The Italian Party is probably going to end up on my favorites of the year list. I loved the secrets weaving themselves through Scottie and Michael’s marriage and life outside their marriage. I love the development of the characters from beginning to end, and I love how both of them choose to support each other after all of these secrets between them come to the surface. The 1950s were mostly a different time and place compared to now, but Lynch shows that even then, people struggled with and faced the same difficulties in a relationship that people do today. So much of this novel reflects the current time, and it’s eye-opening to see history begin to repeat itself.

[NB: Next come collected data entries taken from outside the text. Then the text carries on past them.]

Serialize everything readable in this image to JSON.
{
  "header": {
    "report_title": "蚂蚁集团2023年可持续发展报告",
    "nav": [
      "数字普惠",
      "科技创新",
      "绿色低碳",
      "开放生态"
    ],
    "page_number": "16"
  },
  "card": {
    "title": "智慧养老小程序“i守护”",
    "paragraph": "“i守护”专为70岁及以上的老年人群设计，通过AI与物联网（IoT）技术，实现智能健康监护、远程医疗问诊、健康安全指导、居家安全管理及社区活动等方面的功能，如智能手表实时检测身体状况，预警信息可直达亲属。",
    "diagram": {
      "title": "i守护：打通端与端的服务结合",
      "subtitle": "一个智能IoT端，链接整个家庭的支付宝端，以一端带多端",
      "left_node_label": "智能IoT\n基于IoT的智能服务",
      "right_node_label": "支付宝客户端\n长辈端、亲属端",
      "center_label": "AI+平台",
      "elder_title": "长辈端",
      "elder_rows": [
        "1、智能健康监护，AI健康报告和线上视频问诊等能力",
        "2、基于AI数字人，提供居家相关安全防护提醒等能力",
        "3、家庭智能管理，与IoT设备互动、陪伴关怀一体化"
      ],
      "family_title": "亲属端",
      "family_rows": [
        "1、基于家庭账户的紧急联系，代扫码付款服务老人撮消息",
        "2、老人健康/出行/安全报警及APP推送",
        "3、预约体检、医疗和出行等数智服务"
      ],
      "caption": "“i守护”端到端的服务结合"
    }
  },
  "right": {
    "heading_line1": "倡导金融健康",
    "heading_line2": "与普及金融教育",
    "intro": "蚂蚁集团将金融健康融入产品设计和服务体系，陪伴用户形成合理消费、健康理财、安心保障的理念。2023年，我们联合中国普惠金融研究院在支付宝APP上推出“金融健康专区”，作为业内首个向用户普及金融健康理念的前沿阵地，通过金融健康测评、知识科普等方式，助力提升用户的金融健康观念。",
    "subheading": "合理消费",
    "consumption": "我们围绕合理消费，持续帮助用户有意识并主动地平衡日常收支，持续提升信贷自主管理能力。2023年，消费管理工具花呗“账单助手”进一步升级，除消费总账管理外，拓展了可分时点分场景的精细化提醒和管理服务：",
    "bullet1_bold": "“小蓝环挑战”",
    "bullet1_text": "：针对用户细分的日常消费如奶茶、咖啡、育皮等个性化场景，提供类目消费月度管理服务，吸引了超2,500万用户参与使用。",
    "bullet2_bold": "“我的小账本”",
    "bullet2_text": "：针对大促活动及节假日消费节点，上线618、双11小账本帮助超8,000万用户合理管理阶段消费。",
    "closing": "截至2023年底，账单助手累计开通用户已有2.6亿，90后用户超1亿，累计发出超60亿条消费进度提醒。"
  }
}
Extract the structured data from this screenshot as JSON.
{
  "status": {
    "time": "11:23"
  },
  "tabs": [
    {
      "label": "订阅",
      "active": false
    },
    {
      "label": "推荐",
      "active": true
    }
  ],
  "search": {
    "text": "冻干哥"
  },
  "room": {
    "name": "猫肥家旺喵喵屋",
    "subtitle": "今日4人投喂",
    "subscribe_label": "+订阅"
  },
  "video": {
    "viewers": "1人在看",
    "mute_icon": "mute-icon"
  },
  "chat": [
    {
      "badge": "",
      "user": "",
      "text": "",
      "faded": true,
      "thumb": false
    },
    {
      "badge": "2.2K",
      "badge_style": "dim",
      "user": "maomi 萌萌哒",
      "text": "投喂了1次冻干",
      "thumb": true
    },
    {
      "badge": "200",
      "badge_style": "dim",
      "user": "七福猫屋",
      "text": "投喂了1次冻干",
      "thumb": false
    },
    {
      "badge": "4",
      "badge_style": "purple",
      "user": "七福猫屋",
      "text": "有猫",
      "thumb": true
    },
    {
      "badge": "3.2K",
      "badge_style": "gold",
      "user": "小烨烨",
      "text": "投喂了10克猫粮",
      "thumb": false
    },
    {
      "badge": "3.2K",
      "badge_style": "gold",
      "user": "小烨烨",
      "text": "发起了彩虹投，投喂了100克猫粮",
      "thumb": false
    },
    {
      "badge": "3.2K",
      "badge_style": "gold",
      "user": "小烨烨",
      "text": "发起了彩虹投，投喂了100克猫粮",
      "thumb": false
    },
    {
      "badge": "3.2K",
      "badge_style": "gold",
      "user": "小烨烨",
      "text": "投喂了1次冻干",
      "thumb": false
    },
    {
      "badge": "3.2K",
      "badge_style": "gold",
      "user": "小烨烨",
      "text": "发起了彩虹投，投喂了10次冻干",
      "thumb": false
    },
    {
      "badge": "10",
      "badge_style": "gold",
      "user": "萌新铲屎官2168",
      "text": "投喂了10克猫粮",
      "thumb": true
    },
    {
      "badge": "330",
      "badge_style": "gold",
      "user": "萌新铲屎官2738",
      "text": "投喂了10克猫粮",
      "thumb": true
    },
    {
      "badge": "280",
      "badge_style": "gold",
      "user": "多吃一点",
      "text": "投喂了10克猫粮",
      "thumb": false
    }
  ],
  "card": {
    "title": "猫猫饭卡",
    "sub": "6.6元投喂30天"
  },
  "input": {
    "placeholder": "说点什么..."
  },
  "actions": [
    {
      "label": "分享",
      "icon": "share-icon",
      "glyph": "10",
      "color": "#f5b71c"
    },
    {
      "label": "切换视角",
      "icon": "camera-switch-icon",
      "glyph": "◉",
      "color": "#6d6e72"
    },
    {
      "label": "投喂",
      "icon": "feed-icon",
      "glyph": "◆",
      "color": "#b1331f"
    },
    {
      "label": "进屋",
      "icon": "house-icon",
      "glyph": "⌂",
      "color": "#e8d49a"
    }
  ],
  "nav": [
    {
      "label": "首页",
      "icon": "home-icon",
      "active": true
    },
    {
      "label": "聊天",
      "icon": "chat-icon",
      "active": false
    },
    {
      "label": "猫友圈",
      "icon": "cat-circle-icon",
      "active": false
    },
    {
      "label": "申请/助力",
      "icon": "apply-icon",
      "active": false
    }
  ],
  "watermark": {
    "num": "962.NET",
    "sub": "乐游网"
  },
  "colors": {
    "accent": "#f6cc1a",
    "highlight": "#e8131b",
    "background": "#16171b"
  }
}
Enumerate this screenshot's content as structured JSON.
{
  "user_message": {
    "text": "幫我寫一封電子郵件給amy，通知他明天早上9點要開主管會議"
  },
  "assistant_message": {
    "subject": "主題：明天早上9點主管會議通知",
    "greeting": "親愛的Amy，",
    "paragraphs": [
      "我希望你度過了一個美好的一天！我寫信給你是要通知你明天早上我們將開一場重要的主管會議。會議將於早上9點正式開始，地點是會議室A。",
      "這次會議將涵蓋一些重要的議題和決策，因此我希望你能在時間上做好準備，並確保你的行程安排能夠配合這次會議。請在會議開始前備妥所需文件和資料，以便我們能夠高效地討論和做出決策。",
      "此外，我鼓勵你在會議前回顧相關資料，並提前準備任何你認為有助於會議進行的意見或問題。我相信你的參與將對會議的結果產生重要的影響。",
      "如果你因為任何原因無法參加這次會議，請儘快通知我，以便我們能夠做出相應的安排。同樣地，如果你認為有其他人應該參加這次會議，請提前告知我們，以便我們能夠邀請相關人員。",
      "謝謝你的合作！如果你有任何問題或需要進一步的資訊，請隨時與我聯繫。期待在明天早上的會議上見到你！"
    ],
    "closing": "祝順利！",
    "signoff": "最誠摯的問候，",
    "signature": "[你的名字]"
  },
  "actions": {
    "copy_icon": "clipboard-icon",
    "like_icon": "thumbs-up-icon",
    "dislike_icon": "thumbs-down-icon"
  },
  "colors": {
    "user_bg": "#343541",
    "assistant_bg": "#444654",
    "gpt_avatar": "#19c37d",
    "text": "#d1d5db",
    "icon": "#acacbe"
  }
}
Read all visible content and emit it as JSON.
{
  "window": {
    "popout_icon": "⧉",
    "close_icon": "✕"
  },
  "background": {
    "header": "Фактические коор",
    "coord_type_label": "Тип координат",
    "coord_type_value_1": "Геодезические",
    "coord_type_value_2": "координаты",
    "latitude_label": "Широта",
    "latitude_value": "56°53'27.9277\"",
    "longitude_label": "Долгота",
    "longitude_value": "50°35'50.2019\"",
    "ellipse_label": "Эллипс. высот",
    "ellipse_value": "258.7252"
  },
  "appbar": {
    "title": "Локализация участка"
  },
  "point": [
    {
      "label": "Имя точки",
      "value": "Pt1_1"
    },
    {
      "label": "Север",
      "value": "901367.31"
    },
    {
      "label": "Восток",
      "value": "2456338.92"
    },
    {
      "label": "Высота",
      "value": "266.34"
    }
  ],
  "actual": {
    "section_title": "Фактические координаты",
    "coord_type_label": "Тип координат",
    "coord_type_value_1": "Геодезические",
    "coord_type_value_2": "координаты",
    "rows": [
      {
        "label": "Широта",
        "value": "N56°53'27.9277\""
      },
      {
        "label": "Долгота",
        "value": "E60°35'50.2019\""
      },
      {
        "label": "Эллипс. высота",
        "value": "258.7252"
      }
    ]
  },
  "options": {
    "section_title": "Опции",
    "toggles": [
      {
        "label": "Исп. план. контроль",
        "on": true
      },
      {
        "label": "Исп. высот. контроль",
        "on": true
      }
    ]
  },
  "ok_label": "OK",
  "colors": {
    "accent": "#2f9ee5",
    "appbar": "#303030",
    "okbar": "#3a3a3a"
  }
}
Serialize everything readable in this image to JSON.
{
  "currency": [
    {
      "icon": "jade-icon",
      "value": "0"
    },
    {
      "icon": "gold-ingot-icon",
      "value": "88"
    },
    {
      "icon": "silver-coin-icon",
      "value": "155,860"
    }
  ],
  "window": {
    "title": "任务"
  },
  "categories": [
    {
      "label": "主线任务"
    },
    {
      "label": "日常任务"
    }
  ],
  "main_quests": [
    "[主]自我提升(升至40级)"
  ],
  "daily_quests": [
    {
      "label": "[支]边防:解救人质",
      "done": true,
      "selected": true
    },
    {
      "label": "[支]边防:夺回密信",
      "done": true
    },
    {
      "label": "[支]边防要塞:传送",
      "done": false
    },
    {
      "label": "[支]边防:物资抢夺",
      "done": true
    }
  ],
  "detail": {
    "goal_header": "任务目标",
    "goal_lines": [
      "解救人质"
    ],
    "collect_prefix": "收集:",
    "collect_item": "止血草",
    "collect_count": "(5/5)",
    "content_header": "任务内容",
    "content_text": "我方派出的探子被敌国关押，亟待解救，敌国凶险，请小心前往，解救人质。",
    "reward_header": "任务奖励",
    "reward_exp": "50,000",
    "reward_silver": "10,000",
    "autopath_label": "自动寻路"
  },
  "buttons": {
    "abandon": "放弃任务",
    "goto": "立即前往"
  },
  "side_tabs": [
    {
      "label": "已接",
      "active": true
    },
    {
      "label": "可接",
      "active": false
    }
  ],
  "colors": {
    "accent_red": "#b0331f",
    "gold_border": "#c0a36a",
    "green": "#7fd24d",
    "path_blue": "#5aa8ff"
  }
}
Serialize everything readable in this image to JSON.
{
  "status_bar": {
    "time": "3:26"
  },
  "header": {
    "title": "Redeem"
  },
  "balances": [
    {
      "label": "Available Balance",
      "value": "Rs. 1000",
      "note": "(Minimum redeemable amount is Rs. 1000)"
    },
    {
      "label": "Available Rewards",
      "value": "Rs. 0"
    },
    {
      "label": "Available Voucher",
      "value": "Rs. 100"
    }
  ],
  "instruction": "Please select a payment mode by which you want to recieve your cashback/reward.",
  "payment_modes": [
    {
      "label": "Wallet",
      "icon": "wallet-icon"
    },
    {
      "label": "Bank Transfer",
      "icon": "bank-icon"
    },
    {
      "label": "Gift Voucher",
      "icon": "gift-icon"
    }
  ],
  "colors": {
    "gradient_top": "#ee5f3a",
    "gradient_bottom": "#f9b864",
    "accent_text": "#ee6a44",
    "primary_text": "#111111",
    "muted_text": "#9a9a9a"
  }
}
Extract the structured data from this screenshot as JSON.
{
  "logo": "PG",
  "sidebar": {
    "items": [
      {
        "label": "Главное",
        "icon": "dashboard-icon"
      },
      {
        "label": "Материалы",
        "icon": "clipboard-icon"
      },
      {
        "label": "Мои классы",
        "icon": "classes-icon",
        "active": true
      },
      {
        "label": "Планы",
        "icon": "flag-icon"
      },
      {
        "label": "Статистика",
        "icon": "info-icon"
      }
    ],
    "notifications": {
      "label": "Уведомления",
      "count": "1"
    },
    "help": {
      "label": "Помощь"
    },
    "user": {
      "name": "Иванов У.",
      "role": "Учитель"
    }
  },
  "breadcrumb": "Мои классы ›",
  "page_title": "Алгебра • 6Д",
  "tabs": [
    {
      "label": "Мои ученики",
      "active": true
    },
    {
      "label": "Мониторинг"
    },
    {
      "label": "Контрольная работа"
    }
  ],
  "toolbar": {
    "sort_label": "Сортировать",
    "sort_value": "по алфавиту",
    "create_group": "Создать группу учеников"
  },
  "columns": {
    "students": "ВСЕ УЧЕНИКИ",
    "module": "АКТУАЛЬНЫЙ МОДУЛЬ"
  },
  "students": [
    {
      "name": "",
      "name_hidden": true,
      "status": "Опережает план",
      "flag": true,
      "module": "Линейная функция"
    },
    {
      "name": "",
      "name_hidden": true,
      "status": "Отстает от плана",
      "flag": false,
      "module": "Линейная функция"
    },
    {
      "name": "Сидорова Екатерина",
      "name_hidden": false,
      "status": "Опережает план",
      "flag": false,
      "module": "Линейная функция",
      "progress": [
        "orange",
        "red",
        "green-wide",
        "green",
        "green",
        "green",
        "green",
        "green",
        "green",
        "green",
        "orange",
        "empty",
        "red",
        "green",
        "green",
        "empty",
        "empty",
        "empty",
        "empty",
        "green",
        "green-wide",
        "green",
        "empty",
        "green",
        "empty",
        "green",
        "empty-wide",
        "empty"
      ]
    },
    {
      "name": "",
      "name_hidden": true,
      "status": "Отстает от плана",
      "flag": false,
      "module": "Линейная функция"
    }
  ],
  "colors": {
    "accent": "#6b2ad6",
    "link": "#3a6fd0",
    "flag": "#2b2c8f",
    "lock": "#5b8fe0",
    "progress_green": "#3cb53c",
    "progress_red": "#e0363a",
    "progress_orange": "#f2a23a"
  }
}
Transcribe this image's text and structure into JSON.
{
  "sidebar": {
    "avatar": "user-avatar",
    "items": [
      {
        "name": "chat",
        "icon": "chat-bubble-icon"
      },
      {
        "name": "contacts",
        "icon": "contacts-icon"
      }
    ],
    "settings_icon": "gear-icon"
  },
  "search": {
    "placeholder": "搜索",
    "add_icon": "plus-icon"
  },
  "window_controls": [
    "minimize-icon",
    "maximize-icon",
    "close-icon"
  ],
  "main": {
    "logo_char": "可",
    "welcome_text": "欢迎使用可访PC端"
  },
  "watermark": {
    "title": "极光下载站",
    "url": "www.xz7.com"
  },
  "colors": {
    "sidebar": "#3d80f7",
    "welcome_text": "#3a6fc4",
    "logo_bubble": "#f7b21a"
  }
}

Christina Lynch weaves in domestic life with a spy thriller incredibly well, and the pacing of the book was excellent. I loved how the chapters themselves were divided into small sections, and somehow that made it even easier to zip right through and enjoy this book. Lynch’s sparkling prose makes you feel as if you are a fly on the wall in Scottie and Michael’s life in Italy, and it’s the perfect spring escape.

Many thanks to St. Martin’s Press for sending me a free copy to review; all opinions are my own!